İronik mesajları seviyordu. İspanya’da polisin bir karavanda ele geçirdiği 115 eroin paketinin her birine “Esta es Mejor Para La Salud - Baltasar Garzón” (Bu sağlık için çok iyidir - Bal5tasar Garzón) yazan kurdeleler iliştirmişti. Mal tesliminde alıcı ve satıcı “Budala tavuk musunuz?/Ben budala tavuğun arkadaşıyım” gibi parolalar kullanıyordu. İspanya’da popüler bir azizin adı olan “Fermin” lakabıyla anılan Urfi Çetinkaya’dan adamları “Ağa” ya da “Ağabey” diye söz ediyorlardı. Çetinkaya “İspanya halkının tamamı, İspanya kralını nasıl tanırsa beni de öyle tanır” diyordu.

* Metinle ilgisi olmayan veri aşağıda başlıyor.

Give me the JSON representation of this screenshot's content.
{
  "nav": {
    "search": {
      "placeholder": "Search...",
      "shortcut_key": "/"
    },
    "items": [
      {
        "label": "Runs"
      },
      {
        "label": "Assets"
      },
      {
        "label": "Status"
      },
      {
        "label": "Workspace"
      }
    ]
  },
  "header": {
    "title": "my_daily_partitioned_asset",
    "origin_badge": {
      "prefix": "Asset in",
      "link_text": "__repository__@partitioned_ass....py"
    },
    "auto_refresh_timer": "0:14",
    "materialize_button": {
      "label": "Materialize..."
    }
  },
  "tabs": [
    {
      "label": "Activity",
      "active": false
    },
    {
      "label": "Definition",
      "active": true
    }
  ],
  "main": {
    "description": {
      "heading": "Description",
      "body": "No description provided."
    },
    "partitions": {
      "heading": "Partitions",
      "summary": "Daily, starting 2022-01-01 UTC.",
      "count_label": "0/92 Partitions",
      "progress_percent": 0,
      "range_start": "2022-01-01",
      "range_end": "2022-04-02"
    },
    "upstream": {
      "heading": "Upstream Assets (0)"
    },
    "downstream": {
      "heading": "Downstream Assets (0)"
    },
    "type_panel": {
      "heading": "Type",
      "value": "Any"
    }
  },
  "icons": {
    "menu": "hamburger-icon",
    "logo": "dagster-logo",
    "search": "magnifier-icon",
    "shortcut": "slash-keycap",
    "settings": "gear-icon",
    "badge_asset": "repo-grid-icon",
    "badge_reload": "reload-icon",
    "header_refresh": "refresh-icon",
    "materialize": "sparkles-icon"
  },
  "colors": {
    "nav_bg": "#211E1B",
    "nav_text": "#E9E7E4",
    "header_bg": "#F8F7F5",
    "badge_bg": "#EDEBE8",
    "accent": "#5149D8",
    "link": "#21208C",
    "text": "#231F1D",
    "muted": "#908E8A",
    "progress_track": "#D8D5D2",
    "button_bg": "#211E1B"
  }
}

Çetinkaya 1999’da Mersin’de “Altın Hilal” operasyonunda 22 ton esrar ve 638 kilo baz morfinin sahibi olduğu gerekçesiyle gözaltına alındı, ancak serbest kaldı. Polis, Çetinkaya’yı takip etmiş, beş Avrupa ülkesiyle büyük çaplı bir izleme ve dinleme faaliyetine girişmişti. Çok uluslu “Matador Operasyonu” 19 Ağustos 2000 günü başladı. Açığa çıkarılan organizasyonun 1990 - 2000 yılları arasında 10 tondan daha fazla eroini Avrupa’ya kaçırdığı ve 2 milyar dolar civarında gelir elde ettiği ileri sürülüyordu.

Üzerine kayıtlı iğne bile yok

Çetinkaya denizcilikten, döviz büfesine, kimyaya ve taşımacılığa kadar değişik alanlarda faaliyet gösteren çok sayıda şirketi kontrol ediyordu ama adına kayıtlı hiçbir şey yoktu. Elde ettiği gelirle 9 okul bir de Jandarma karakolu yaptırdı. Tek açığı da bu hayırseverliği yüzünden verdi. Milli Eğitim Bakanlığı ile okulların bağışı için yapılan protokollere ortaklığı bulunmayan TEM Şirketler Grubu adına kendi adını yazdı. Bu delil olarak değerlendirildi el konan iki oğlu ve iki akrabası üzerindeki şirketlere, 100 civarında gayrimenkul ve hesaplardaki 6.5 trilyon lira bir süre sonra iade edildi.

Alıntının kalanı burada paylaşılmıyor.